IR35: Campaigners welcome delay to private sector tax shake-up, but say business costs will increase
Industry experts welcomed the chancellor’s decision to delay a tax clampdown on self-employed private sector workers today, but claimed it would still hurt businesses when it is introduced.
Changes that seek to tax off-payroll workers as full-time employees won’t hit the private sector until April 2020, Philip Hammond announced in his autumn Budget, after a public consultation could have seen them introduced in early 2019.
The IR35 rule is already in force in the public sector, and forces contractors who supply their services via a limited company to pay the same tax as full-time employees if they would otherwise count as an ordinary member of staff.
However, such workers do not benefit from holiday and sick pay.
“Last year, we changed the way these rules are enforced in the public sector. But widespread non-compliance also exists in the private sector,” Hammond said.
“So following our consultation, we will now apply the same changes to private sector organisations as well. But after listening carefully to representations made during the consultation, we will delay these changes until April 2020.”

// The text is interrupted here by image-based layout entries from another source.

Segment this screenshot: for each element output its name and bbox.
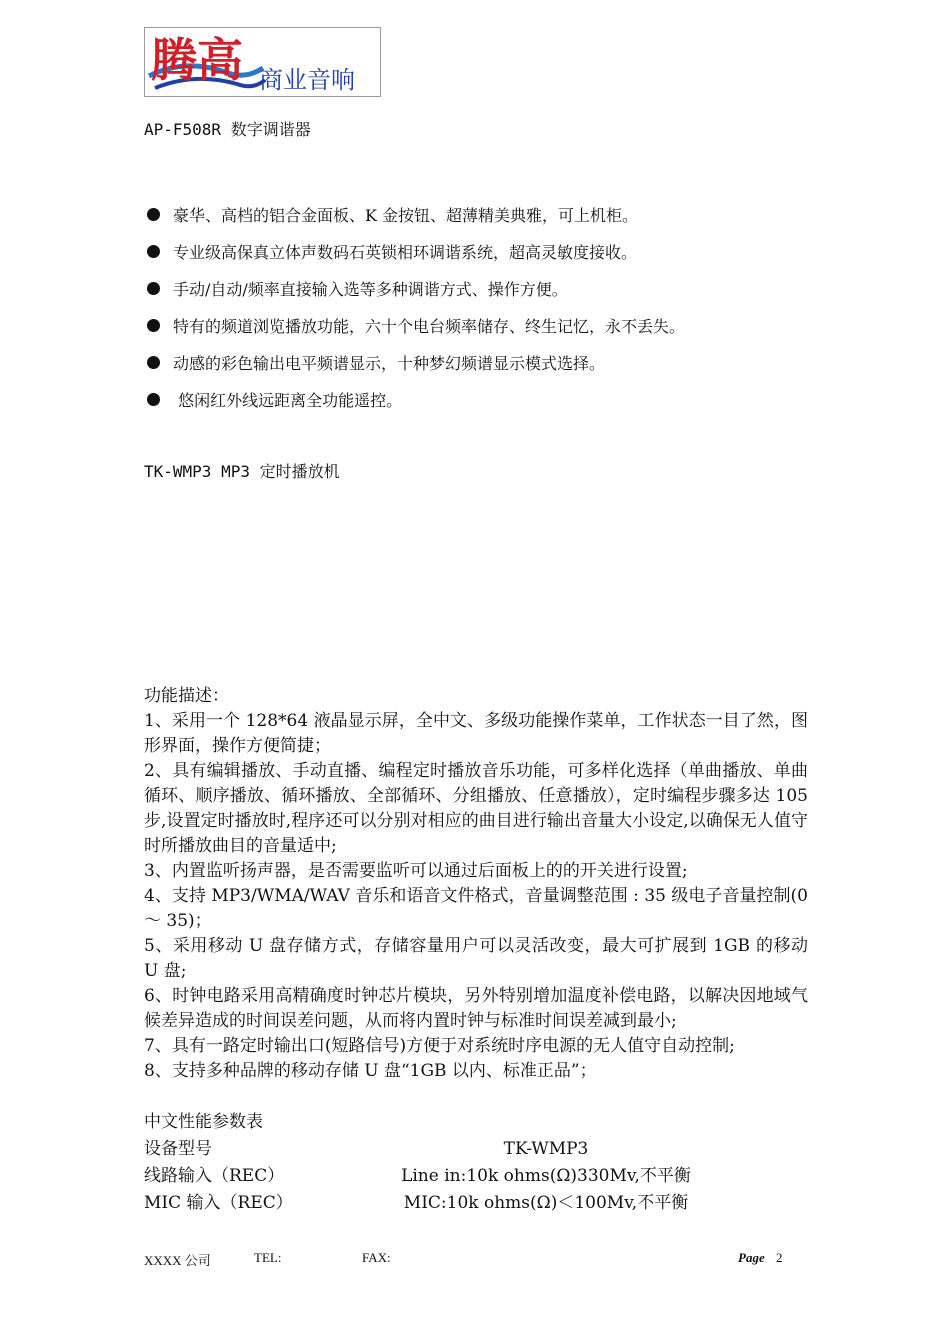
bullet-icon <box>147 356 160 369</box>
bullet-icon <box>147 282 160 295</box>
product2-title: TK-WMP3 MP3 定时播放机 <box>144 462 340 481</box>
feature-text: 悠闲红外线远距离全功能遥控。 <box>173 391 403 410</box>
description-item: 2、具有编辑播放、手动直播、编程定时播放音乐功能，可多样化选择（单曲播放、单曲循环、顺序播放、循环播放、全部循环、分组播放、任意播放），定时编程步骤多达 105 步,设置定时播放时,程序还可以分别对相应的曲目进行输出音量大小设定,以确保无人值守时所播放曲目的音量适中; <box>144 761 808 856</box>
feature-text: 豪华、高档的铝合金面板、K 金按钮、超薄精美典雅，可上机柜。 <box>173 206 639 225</box>
list-item <box>144 344 685 381</box>
product2-description <box>144 684 808 1084</box>
bullet-icon <box>147 208 160 221</box>
list-item <box>144 196 685 233</box>
feature-text: 动感的彩色输出电平频谱显示，十种梦幻频谱显示模式选择。 <box>173 354 606 373</box>
param-label: 设备型号 <box>144 1139 212 1159</box>
param-value: MIC:10k ohms(Ω)＜100Mv,不平衡 <box>403 1193 689 1213</box>
product1-feature-list <box>144 196 685 418</box>
param-table <box>144 1109 808 1217</box>
param-label: 线路输入（REC） <box>144 1166 285 1186</box>
page-number: 2 <box>776 1250 783 1265</box>
footer-tel: TEL: <box>254 1250 282 1265</box>
bullet-icon <box>147 393 160 406</box>
list-item <box>144 233 685 270</box>
feature-text: 专业级高保真立体声数码石英锁相环调谐系统，超高灵敏度接收。 <box>173 243 638 262</box>
description-heading: 功能描述： <box>144 686 229 706</box>
description-item: 8、支持多种品牌的移动存储 U 盘“1GB 以内、标准正品”； <box>144 1061 597 1081</box>
table-row <box>144 1163 808 1190</box>
description-item: 1、采用一个 128*64 液晶显示屏，全中文、多级功能操作菜单，工作状态一目了然，图形界面，操作方便简捷； <box>144 711 808 756</box>
description-item: 5、采用移动 U 盘存储方式，存储容量用户可以灵活改变，最大可扩展到 1GB 的移动 U 盘; <box>144 936 808 981</box>
list-item <box>144 270 685 307</box>
table-row <box>144 1190 808 1217</box>
list-item <box>144 307 685 344</box>
param-label: MIC 输入（REC） <box>144 1193 293 1213</box>
logo-mark: 腾高 <box>151 33 243 87</box>
page-label: Page <box>738 1250 765 1265</box>
table-row <box>144 1136 808 1163</box>
list-item <box>144 381 685 418</box>
bullet-icon <box>147 319 160 332</box>
company-logo <box>144 27 381 97</box>
page-footer <box>144 1250 789 1268</box>
param-value: TK-WMP3 <box>503 1139 589 1159</box>
description-item: 7、具有一路定时输出口(短路信号)方便于对系统时序电源的无人值守自动控制; <box>144 1036 735 1056</box>
bullet-icon <box>147 245 160 258</box>
description-item: 6、时钟电路采用高精确度时钟芯片模块，另外特别增加温度补偿电路，以解决因地域气候差异造成的时间误差问题，从而将内置时钟与标准时间误差减到最小; <box>144 986 808 1031</box>
product1-title: AP-F508R 数字调谐器 <box>144 120 311 139</box>
logo-graphic <box>145 28 380 96</box>
param-table-heading: 中文性能参数表 <box>144 1112 263 1132</box>
description-item: 4、支持 MP3/WMA/WAV 音乐和语音文件格式，音量调整范围 : 35 级电子音量控制(0 ～ 35)； <box>144 886 808 931</box>
description-item: 3、内置监听扬声器，是否需要监听可以通过后面板上的的开关进行设置; <box>144 861 688 881</box>
param-value: Line in:10k ohms(Ω)330Mv,不平衡 <box>401 1166 691 1186</box>
footer-fax: FAX: <box>362 1250 391 1265</box>
footer-company: XXXX 公司 <box>144 1253 211 1268</box>
logo-subtitle: 商业音响 <box>259 66 355 94</box>
feature-text: 特有的频道浏览播放功能，六十个电台频率储存、终生记忆，永不丢失。 <box>173 317 686 336</box>
feature-text: 手动/自动/频率直接输入选等多种调谐方式、操作方便。 <box>173 280 568 299</box>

“A delay will give businesses and freelancers time to prepare for the inevitable complexities of implementation,” said Julia Kermode, chief executive of The Freelancer & Contractor Services Association.
However, she also warned that big businesses would still struggle to make the IT changes necessary to ensure IR35 contractors’ invoices are taxed correctly.
“Businesses will need to start planning their IT development very soon, at the same time as grappling with the implications of Brexit,” she said. “The government claims to be supportive of businesses but they are not making things easy for them.”
Dave Chaplin, founder of Contractor Calculator, which offers advice to self-employed workers, accused Hammond of slapping an extra 10 per cent onto the cost of hiring self-employed staff.
“This [roll out] is still premature until the full facts of the public sector impact have been established, which won’t be known until the middle of 2019,” he added. “By then we expect to see evidence that the reforms have been damaging to the public sector, raised costs, and effectively resulted in a net loss.”